Era il duemilauno ed eravamo già milleduecentocinquantasette a popolare la zona. Nel duemiladieci il villaggio ospitava circa ventitre milioni di abitanti. Tutti coetanei. Abbiamo ricostituito in breve tempo la civiltà, il villaggio era stato ribattezzato Nuova Mosca (lo so lo so, la fantasia scarseggia), io e Anjia fummo eletti re e regina, più tutti quei titoli sopracitati.
Vivevamo in pace e serenità, non c'erano furti o omicidi, sommosse o rivolte, niente di tutto questo; sembrava che la violenza si fosse esaurita quando era stato premuto l'ultimo bottone. Questo non significava però che non ci fossero problemi.
Vi ho già detto quanti eravamo nel duemiladieci no? Solo nel duemilaquattordici eravamo tre milioni e l'anno successivo meno di due. Ci fu chi se ne andò, forse desideroso di fondare una sua comunità, chi invece morì a causa delle nuove malattie contro le quali eravamo impreparati, ma soprattutto in questi anni non nacque alcun bambino. Non avevamo più le conoscenze dei nostri genitori per far fronte a questa emergenza. Tutti ci provammo, perfino io e Anja, ma ogni bambino che nasceva viveva per soli cinque minuti. Eravamo disperati nel giro di un anno la razza umana si sarebbe estinta.
Io tuttavia credevo di saper come risolvere la situazione.
Chiesi ad alcuni amici di preparare i bagagli e di aspettarmi davanti alle mura di Nuova mosca, poi chiamai tutta la popolazione in assemblea. <<Amici cari , questa sera non dovrete preoccuparvi, giacete con le vostre donne. Vi assicuro che non avrete nulla da temere. Io vi salverò. Nasceranno i figli del millennio, tra nove mesi a partire da oggi, i nostri figli, i nuovi abitatori del mondo.>>
Pronunciai le ultime parole con enfasi ed ottenni l'esito sperato. Vidi i volti sorridenti di coloro che tornavano a casa fiduciosi del mio operato.

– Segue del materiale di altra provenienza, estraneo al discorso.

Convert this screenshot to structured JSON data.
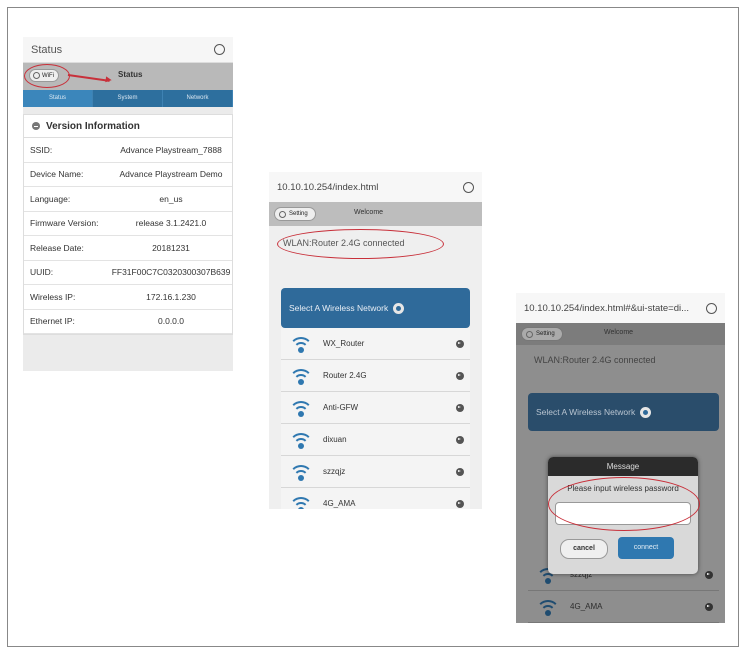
{
  "status_panel": {
    "url_title": "Status",
    "wifi_button": "WiFi",
    "page_title": "Status",
    "tabs": [
      "Status",
      "System",
      "Network"
    ],
    "section_title": "Version Information",
    "rows": [
      {
        "key": "SSID:",
        "value": "Advance Playstream_7888"
      },
      {
        "key": "Device Name:",
        "value": "Advance Playstream Demo"
      },
      {
        "key": "Language:",
        "value": "en_us"
      },
      {
        "key": "Firmware Version:",
        "value": "release 3.1.2421.0"
      },
      {
        "key": "Release Date:",
        "value": "20181231"
      },
      {
        "key": "UUID:",
        "value": "FF31F00C7C0320300307B639"
      },
      {
        "key": "Wireless IP:",
        "value": "172.16.1.230"
      },
      {
        "key": "Ethernet IP:",
        "value": "0.0.0.0"
      }
    ]
  },
  "network_panel": {
    "url": "10.10.10.254/index.html",
    "setting_button": "Setting",
    "page_title": "Welcome",
    "connection_status": "WLAN:Router 2.4G connected",
    "select_label": "Select A Wireless Network",
    "networks": [
      "WX_Router",
      "Router 2.4G",
      "Anti-GFW",
      "dixuan",
      "szzqjz",
      "4G_AMA"
    ]
  },
  "password_panel": {
    "url": "10.10.10.254/index.html#&ui-state=di...",
    "setting_button": "Setting",
    "page_title": "Welcome",
    "connection_status": "WLAN:Router 2.4G connected",
    "select_label": "Select A Wireless Network",
    "networks": [
      "szzqjz",
      "4G_AMA"
    ],
    "dialog": {
      "title": "Message",
      "prompt": "Please input wireless password",
      "cancel": "cancel",
      "ok": "connect"
    }
  }
}
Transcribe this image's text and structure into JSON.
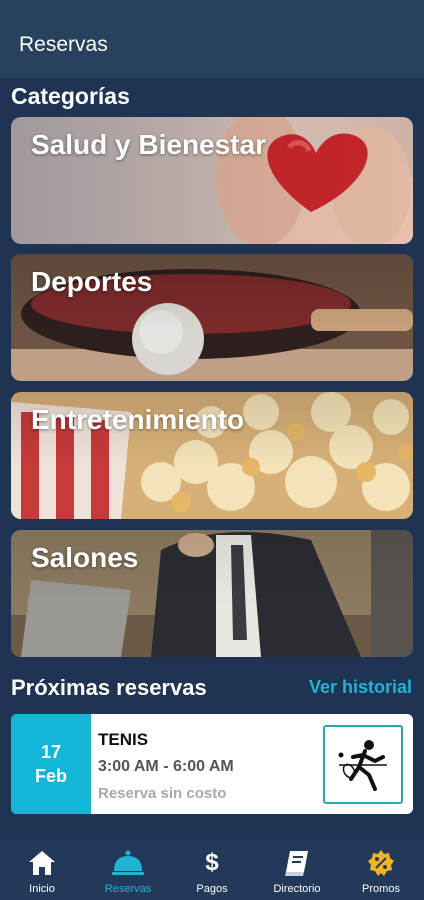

Anja mi guardò con un espressione indecifrabile. <<Dimmi di tornare a casa e io tornerò>> mi disse con la voce rotta dal pianto. Probabilmente aveva visto i preparativi ed i bagagli, non ebbi cuore di lasciarla li, così le dissi di venire con me.
Camminammo per giorni e solo io sapevo dove stavamo andando e perché stavamo facendo quel viaggio, solo Anja intuì qualcosa quando raggiungemmo il Complesso. Durante i miei sedici anni di regno avevo sentito parlare del Complesso; un enorme installazione militare al centro di Mosca, dove, sempre secondo le voci, erano state lanciate le bombe. Ci impiegammo nove ore ad arrivare nel sottosuolo di Mosca e trovare uno delle migliaia d' ingressi al Complesso. Purtroppo per noi era chiuso. Ci spostammo speranzosi attraverso la città deserta ancora per altre nove ore e trovammo un altro ingresso. Chiuso.
Camminammo ancora per parecchie ore, preoccupati per le scorte quando finalmente trovammo un ingresso aperto. Il Complesso era un intricato dedalo di corridoi bui e cunicoli; sbagliammo parecchie volte la strada e camminammo ore prima di arrivare al nucleo. Il nucleo era il luogo più interno, nascosto e sopratutto più protetto. Un enorme stanzone circolare completamente di vetro; al suo interno strani monitor e schermi di varia grandezza ammiccavano al buio. Funzionano! Pensai. Cominciai a cercare osservato dai miei compagni, fino a che non trovai quel che stavo cercando.
Quella notte ci accampammo li e ripartimmo il giorno dopo, nove ore e fummo di ritorno a Nuova Mosca.
Sono passati nove mesi dal primo viaggio al complesso, ora sono di nuovo qui al buio, ma non da solo, c'è Anja accanto a me.
<<Sei sicuro?>> mi sussurra all'orecchio tenendomi la mano.
<<Certo lo sai anche tu che è l'unico modo>> rispondo.
<<Già, forse è davvero così.>>.
Esito un momento poi sento la sua mano sulla mia, il suo palmo sul mio dorso, il mio palmo sul bottone. Schiaccio. Dopo meno di un minuto sento la terra tremare, i missili sono partiti ed esplosi. Fuori si sta scatenando l' inferno. Sento bussare alla porta ma forse è solo la mia immaginazione. Anja piange, mi siedo vicino a lei.
E' passata un ora da quando sono esplose le bombe. Assieme a noi altre persone stanno emergendo, ovviamente siamo immuni alle radiazioni ma non è questo che ci preoccupa. Dobbiamo cercare i bambini, che concepiti nove mesi fa, oggi, sono nati.